Полынья — страница 26 из 58

— Зайди за Славкой, меня завалили работой.

— Зайду. — И отметил, будто впервые, что походка у жены легкая и ноги красивые. Повернул к себе в пагоду. На дворе, как всегда, полоскались под ветром тополя, и трепет их могучей листвы вновь напомнил ему море. И тут он пожалел, что, запершись в этом вот маленьком здании, похожем на домик Эйнара, он никогда уж не увидит ни моря у берега Раннамыйза, ни Эйнара и его дачи, ни Нины Астафьевой с ее мятежной идеей помощи страждущим.

«Если хочешь приобрести, всегда что-то теряешь, — подумал он. — Неизбежно, как заход солнца».
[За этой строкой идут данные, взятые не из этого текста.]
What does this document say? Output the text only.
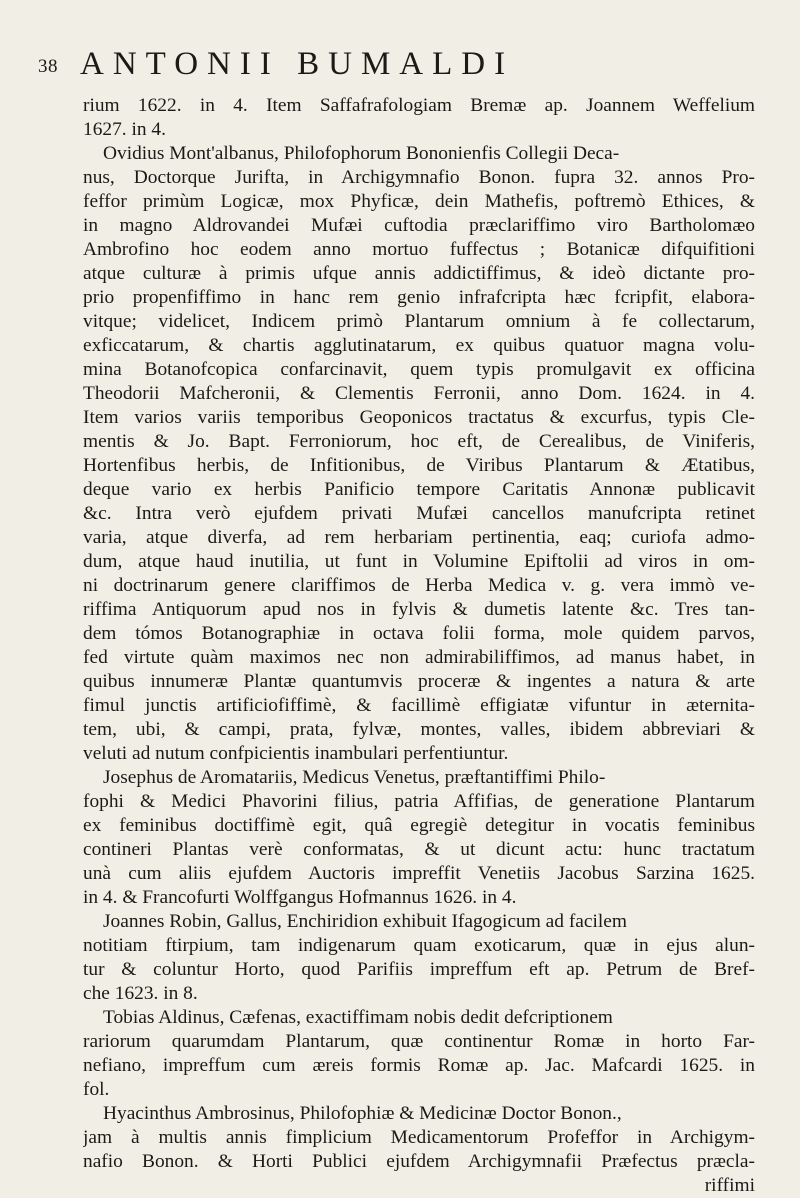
38 ANTONII BUMALDI
rium 1622. in 4. Item Saffafrafologiam Bremæ ap. Joannem Weffelium
1627. in 4.
Ovidius Mont'albanus, Philofophorum Bononienfis Collegii Deca-
nus, Doctorque Jurifta, in Archigymnafio Bonon. fupra 32. annos Pro-
feffor primùm Logicæ, mox Phyficæ, dein Mathefis, poftremò Ethices, &
in magno Aldrovandei Mufæi cuftodia præclariffimo viro Bartholomæo
Ambrofino hoc eodem anno mortuo fuffectus ; Botanicæ difquifitioni
atque culturæ à primis ufque annis addictiffimus, & ideò dictante pro-
prio propenfiffimo in hanc rem genio infrafcripta hæc fcripfit, elabora-
vitque; videlicet, Indicem primò Plantarum omnium à fe collectarum,
exficcatarum, & chartis agglutinatarum, ex quibus quatuor magna volu-
mina Botanofcopica confarcinavit, quem typis promulgavit ex officina
Theodorii Mafcheronii, & Clementis Ferronii, anno Dom. 1624. in 4.
Item varios variis temporibus Geoponicos tractatus & excurfus, typis Cle-
mentis & Jo. Bapt. Ferroniorum, hoc eft, de Cerealibus, de Viniferis,
Hortenfibus herbis, de Infitionibus, de Viribus Plantarum & Ætatibus,
deque vario ex herbis Panificio tempore Caritatis Annonæ publicavit
&c. Intra verò ejufdem privati Mufæi cancellos manufcripta retinet
varia, atque diverfa, ad rem herbariam pertinentia, eaq; curiofa admo-
dum, atque haud inutilia, ut funt in Volumine Epiftolii ad viros in om-
ni doctrinarum genere clariffimos de Herba Medica v. g. vera immò ve-
riffima Antiquorum apud nos in fylvis & dumetis latente &c. Tres tan-
dem tómos Botanographiæ in octava folii forma, mole quidem parvos,
fed virtute quàm maximos nec non admirabiliffimos, ad manus habet, in
quibus innumeræ Plantæ quantumvis proceræ & ingentes a natura & arte
fimul junctis artificiofiffimè, & facillimè effigiatæ vifuntur in æternita-
tem, ubi, & campi, prata, fylvæ, montes, valles, ibidem abbreviari &
veluti ad nutum confpicientis inambulari perfentiuntur.
Josephus de Aromatariis, Medicus Venetus, præftantiffimi Philo-
fophi & Medici Phavorini filius, patria Affifias, de generatione Plantarum
ex feminibus doctiffimè egit, quâ egregiè detegitur in vocatis feminibus
contineri Plantas verè conformatas, & ut dicunt actu: hunc tractatum
unà cum aliis ejufdem Auctoris impreffit Venetiis Jacobus Sarzina 1625.
in 4. & Francofurti Wolffgangus Hofmannus 1626. in 4.
Joannes Robin, Gallus, Enchiridion exhibuit Ifagogicum ad facilem
notitiam ftirpium, tam indigenarum quam exoticarum, quæ in ejus alun-
tur & coluntur Horto, quod Parifiis impreffum eft ap. Petrum de Bref-
che 1623. in 8.
Tobias Aldinus, Cæfenas, exactiffimam nobis dedit defcriptionem
rariorum quarumdam Plantarum, quæ continentur Romæ in horto Far-
nefiano, impreffum cum æreis formis Romæ ap. Jac. Mafcardi 1625. in
fol.
Hyacinthus Ambrosinus, Philofophiæ & Medicinæ Doctor Bonon.,
jam à multis annis fimplicium Medicamentorum Profeffor in Archigym-
nafio Bonon. & Horti Publici ejufdem Archigymnafii Præfectus præcla-
riffimi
Он тихо шел по заводскому двору, ступая на гладкие голыши мостовой, глубоко задумавшись. В голове одна за другой бежали, бежали мысли. Он только подумал о море, о далеком и чужом береге, ставшем близким, и тут же пришла на ум донна Анна и Варя, вдруг обе покрасневшие, и телетайп… Стоп! Вот что его беспокоило, когда он смотрел на тот аппарат в приемной: электронная приставка к их прибору! Их прибор не замыкал в себе всего процесса измерения, он не выдавал данные. Человек, как и при пользовании многими измерительными инструментами, должен на «глазок» снимать показатель. Он, Егор, об этом уже думал, когда смотрел в «микроглаз» Варины концевые меры. Как же не сообразил сразу, что их прибору не хватает именно электронной приставки. Неужели никому и нигде еще не приходила в голову эта простая мысль?

Он заспешил в пагоду. Может, это где-то уже запатентовало? Неужели новый велосипед он несет своим ребятам и надеется удивить их?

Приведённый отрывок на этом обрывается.